Being aggrieved and dissatisfied, petitioner made a representation to the Chief of the Air Staff, which was rejected vide order dated 13.3.1990. Petitioner filed Writ Petition No.24630 of 1993 before this Court which was transferred to the learned Tribunal vide order dated 13.9.2002. The Tribunal has dismissed the application of the petitioner vide impugned order. Hence this petition.

Learned counsel for the petitioner has submitted that petitioner had been in service for more than 23 years, therefore, his removal from service was not warranted so unceremoniously. The punishment imposed is disproportionate to the misconduct of the petitioner. He was mentally depressed and under treatment in the village, therefore could not respond to the letters written by the respondents. Therefore, the order of removal from service is liable to be quashed.

The learned Tribunal has dealt with the issues in detail, recorded the following findings of fact.

(1)Petitioner remained absent from duty after expiry of the leave on 22.6.1986 for years together;

(2)Respondents sent several letters to the petitioner to join the duty which he received but did not respond;

(3)Respondents advised the petitioner by writing a letter to submit the voluntary retirement application which he received but did not respond;

(4)Several notices were sent by the respondents for joining the disciplinary proceedings. He received all of them but did not file any reply;

(5)He was served notice of enquiry by publication in the local newspaper but he did not consider it proper to join the enquiry;

(6)On completion of enquiry, the enquiry report was sent to the petitioner to file representation which he received, but made no representation;

(7)Petitioner claimed to have been suffering from hyper tension and mental depression. No satisfactory documentary evidence was produced before the Tribunal in this respect. An incomplete certificate issued by some Doctor had been filed which was not trustworthy; and

(8)The respondents also made publication in the local newspaper to join the enquiry but he opted not to defend himself;

In view of the above, the learned Tribunal came to the conclusion that enquiry had been conducted fairly and there had been no violation of any statutory provision or principles of natural justice. Thus, there was no occasion for the Tribunal to interfere with the impugned order of dismissal. As petitioner had been a member of disciplined Force (Air Force) and he did not furnish any satisfactory explanation of his illness, removal from service was not disproportionate to the misconduct considering the period of absence.

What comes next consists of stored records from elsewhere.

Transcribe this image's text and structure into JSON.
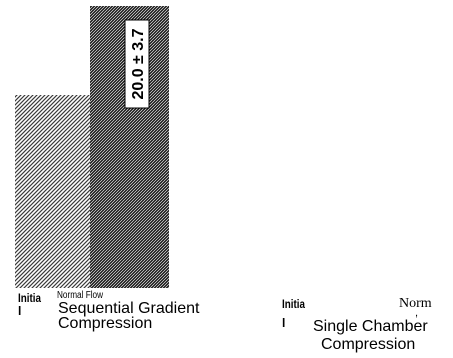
{
  "chart_data": {
    "type": "bar",
    "categories": [
      "Initial",
      "Normal Flow"
    ],
    "series": [
      {
        "name": "",
        "values": [
          null,
          20.0
        ]
      }
    ],
    "bar_annotations": [
      "",
      "20.0 ± 3.7"
    ],
    "group_labels": [
      "Sequential Gradient Compression",
      "Single Chamber Compression"
    ],
    "group_1": {
      "initial_label_line1": "Initia",
      "initial_label_line2": "l",
      "normal_label": "Normal Flow",
      "group_line1": "Sequential Gradient",
      "group_line2": "Compression"
    },
    "group_2": {
      "initial_label_line1": "Initia",
      "initial_label_line2": "l",
      "normal_label": "Norm",
      "normal_mark": ",",
      "group_line1": "Single Chamber",
      "group_line2": "Compression"
    },
    "colors": {
      "initial_bar": "#4a4a4a",
      "normal_bar": "#1e1e1e",
      "label_box": "#ffffff"
    }
  }
}
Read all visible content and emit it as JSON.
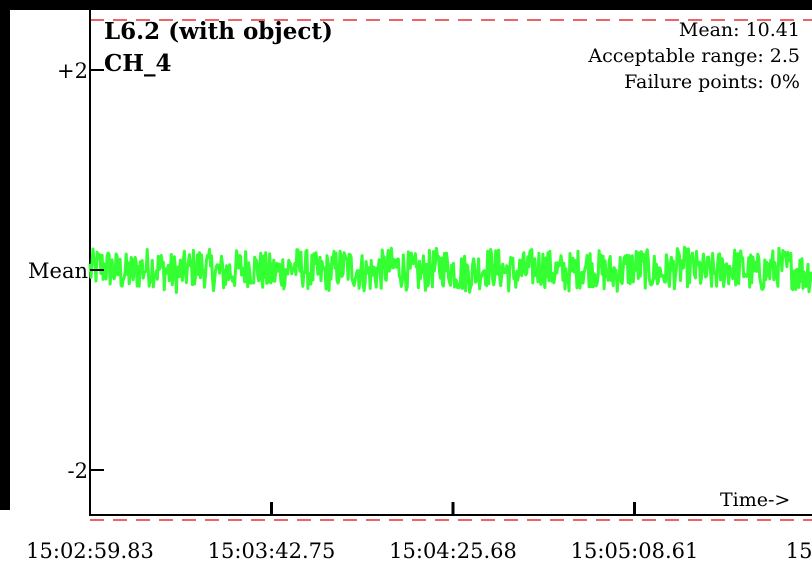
{
  "chart_data": {
    "type": "line",
    "title": "L6.2 (with object)",
    "subtitle": "CH_4",
    "stats": {
      "mean_label": "Mean: 10.41",
      "range_label": "Acceptable range: 2.5",
      "failure_label": "Failure points: 0%"
    },
    "y_ticks": [
      {
        "label": "+2",
        "value": 2
      },
      {
        "label": "Mean",
        "value": 0
      },
      {
        "label": "-2",
        "value": -2
      }
    ],
    "ylim": [
      -2.45,
      2.6
    ],
    "limit_lines": [
      2.5,
      -2.5
    ],
    "x_ticks": [
      "15:02:59.83",
      "15:03:42.75",
      "15:04:25.68",
      "15:05:08.61",
      "15:05"
    ],
    "x_axis_label": "Time->",
    "series": [
      {
        "color": "#33ff33",
        "mean_offset": 0.0,
        "noise_amplitude": 0.2,
        "n_points": 720
      }
    ],
    "colors": {
      "series": "#33ff33",
      "limit": "#e63030",
      "axis": "#000000",
      "left_bar": "#000000"
    }
  }
}
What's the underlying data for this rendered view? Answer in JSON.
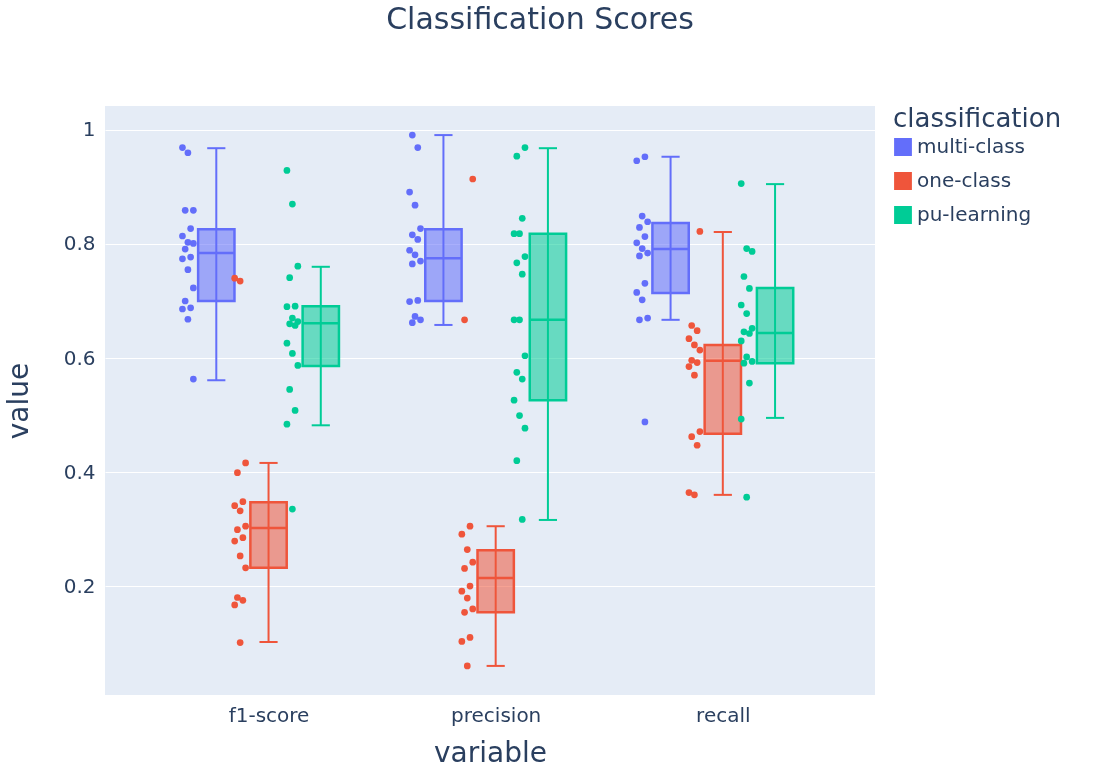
{
  "chart_data": {
    "type": "box",
    "title": "Classification Scores",
    "xlabel": "variable",
    "ylabel": "value",
    "legend_title": "classification",
    "legend": "top right",
    "grid": "y",
    "categories": [
      "f1-score",
      "precision",
      "recall"
    ],
    "ylim": [
      0.009,
      1.042
    ],
    "yticks": [
      0.2,
      0.4,
      0.6,
      0.8,
      1
    ],
    "series": [
      {
        "name": "multi-class",
        "color": "#636efa",
        "boxes": [
          {
            "low": 0.561,
            "q1": 0.7,
            "median": 0.784,
            "q3": 0.826,
            "high": 0.968
          },
          {
            "low": 0.658,
            "q1": 0.7,
            "median": 0.775,
            "q3": 0.826,
            "high": 0.991
          },
          {
            "low": 0.667,
            "q1": 0.714,
            "median": 0.791,
            "q3": 0.837,
            "high": 0.953
          }
        ]
      },
      {
        "name": "one-class",
        "color": "#ef553b",
        "boxes": [
          {
            "low": 0.102,
            "q1": 0.232,
            "median": 0.302,
            "q3": 0.347,
            "high": 0.416
          },
          {
            "low": 0.06,
            "q1": 0.154,
            "median": 0.214,
            "q3": 0.263,
            "high": 0.305
          },
          {
            "low": 0.36,
            "q1": 0.467,
            "median": 0.595,
            "q3": 0.623,
            "high": 0.821
          }
        ]
      },
      {
        "name": "pu-learning",
        "color": "#00cc96",
        "boxes": [
          {
            "low": 0.482,
            "q1": 0.586,
            "median": 0.661,
            "q3": 0.691,
            "high": 0.76
          },
          {
            "low": 0.316,
            "q1": 0.526,
            "median": 0.667,
            "q3": 0.818,
            "high": 0.968
          },
          {
            "low": 0.495,
            "q1": 0.591,
            "median": 0.644,
            "q3": 0.723,
            "high": 0.905
          }
        ]
      },
      {
        "type": "scatter",
        "color": "#636efa",
        "x": [
          "f1-score",
          "f1-score",
          "f1-score",
          "f1-score",
          "f1-score",
          "f1-score",
          "f1-score",
          "f1-score",
          "f1-score",
          "f1-score",
          "f1-score",
          "f1-score",
          "f1-score",
          "f1-score",
          "f1-score",
          "f1-score",
          "f1-score",
          "f1-score",
          "precision",
          "precision",
          "precision",
          "precision",
          "precision",
          "precision",
          "precision",
          "precision",
          "precision",
          "precision",
          "precision",
          "precision",
          "precision",
          "precision",
          "precision",
          "precision",
          "recall",
          "recall",
          "recall",
          "recall",
          "recall",
          "recall",
          "recall",
          "recall",
          "recall",
          "recall",
          "recall",
          "recall",
          "recall",
          "recall",
          "recall",
          "recall"
        ],
        "values": [
          0.969,
          0.96,
          0.859,
          0.859,
          0.827,
          0.814,
          0.803,
          0.801,
          0.791,
          0.777,
          0.774,
          0.755,
          0.723,
          0.7,
          0.688,
          0.686,
          0.668,
          0.563,
          0.991,
          0.969,
          0.891,
          0.868,
          0.827,
          0.816,
          0.808,
          0.789,
          0.781,
          0.77,
          0.765,
          0.701,
          0.699,
          0.673,
          0.667,
          0.662,
          0.953,
          0.946,
          0.849,
          0.839,
          0.829,
          0.813,
          0.802,
          0.792,
          0.784,
          0.779,
          0.731,
          0.715,
          0.702,
          0.67,
          0.667,
          0.488
        ]
      },
      {
        "type": "scatter",
        "color": "#ef553b",
        "x": [
          "f1-score",
          "f1-score",
          "f1-score",
          "f1-score",
          "f1-score",
          "f1-score",
          "f1-score",
          "f1-score",
          "f1-score",
          "f1-score",
          "f1-score",
          "f1-score",
          "f1-score",
          "f1-score",
          "f1-score",
          "f1-score",
          "f1-score",
          "precision",
          "precision",
          "precision",
          "precision",
          "precision",
          "precision",
          "precision",
          "precision",
          "precision",
          "precision",
          "precision",
          "precision",
          "precision",
          "precision",
          "precision",
          "recall",
          "recall",
          "recall",
          "recall",
          "recall",
          "recall",
          "recall",
          "recall",
          "recall",
          "recall",
          "recall",
          "recall",
          "recall",
          "recall",
          "recall"
        ],
        "values": [
          0.74,
          0.735,
          0.416,
          0.399,
          0.348,
          0.341,
          0.332,
          0.305,
          0.299,
          0.285,
          0.279,
          0.253,
          0.232,
          0.18,
          0.175,
          0.167,
          0.101,
          0.914,
          0.667,
          0.305,
          0.291,
          0.264,
          0.242,
          0.231,
          0.2,
          0.191,
          0.179,
          0.16,
          0.154,
          0.11,
          0.103,
          0.06,
          0.822,
          0.657,
          0.648,
          0.634,
          0.623,
          0.614,
          0.596,
          0.592,
          0.585,
          0.57,
          0.471,
          0.462,
          0.447,
          0.364,
          0.36
        ]
      },
      {
        "type": "scatter",
        "color": "#00cc96",
        "x": [
          "f1-score",
          "f1-score",
          "f1-score",
          "f1-score",
          "f1-score",
          "f1-score",
          "f1-score",
          "f1-score",
          "f1-score",
          "f1-score",
          "f1-score",
          "f1-score",
          "f1-score",
          "f1-score",
          "f1-score",
          "f1-score",
          "f1-score",
          "precision",
          "precision",
          "precision",
          "precision",
          "precision",
          "precision",
          "precision",
          "precision",
          "precision",
          "precision",
          "precision",
          "precision",
          "precision",
          "precision",
          "precision",
          "precision",
          "precision",
          "precision",
          "recall",
          "recall",
          "recall",
          "recall",
          "recall",
          "recall",
          "recall",
          "recall",
          "recall",
          "recall",
          "recall",
          "recall",
          "recall",
          "recall",
          "recall",
          "recall",
          "recall"
        ],
        "values": [
          0.929,
          0.87,
          0.761,
          0.741,
          0.691,
          0.69,
          0.67,
          0.664,
          0.66,
          0.657,
          0.626,
          0.608,
          0.587,
          0.545,
          0.508,
          0.484,
          0.335,
          0.969,
          0.954,
          0.845,
          0.818,
          0.818,
          0.778,
          0.767,
          0.747,
          0.667,
          0.667,
          0.604,
          0.575,
          0.563,
          0.526,
          0.499,
          0.477,
          0.42,
          0.317,
          0.906,
          0.792,
          0.787,
          0.743,
          0.722,
          0.693,
          0.678,
          0.652,
          0.646,
          0.643,
          0.63,
          0.602,
          0.594,
          0.591,
          0.556,
          0.493,
          0.356
        ]
      }
    ]
  }
}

We have considered the matter. Learned counsel for the petitioner has made the same submissions which had been made before the learned Tribunal. We find no ground to interfere with the impugned order rejecting the application of the petitioner against the order of removal from service as the judgment of the Tribunal cannot be held to be perverse for not being based on evidence or being contrary to the evidence on record. There is no scope of review of the order passed by the Tribunal on any ground.

Petition is devoid of any merit and is accordingly dismissed.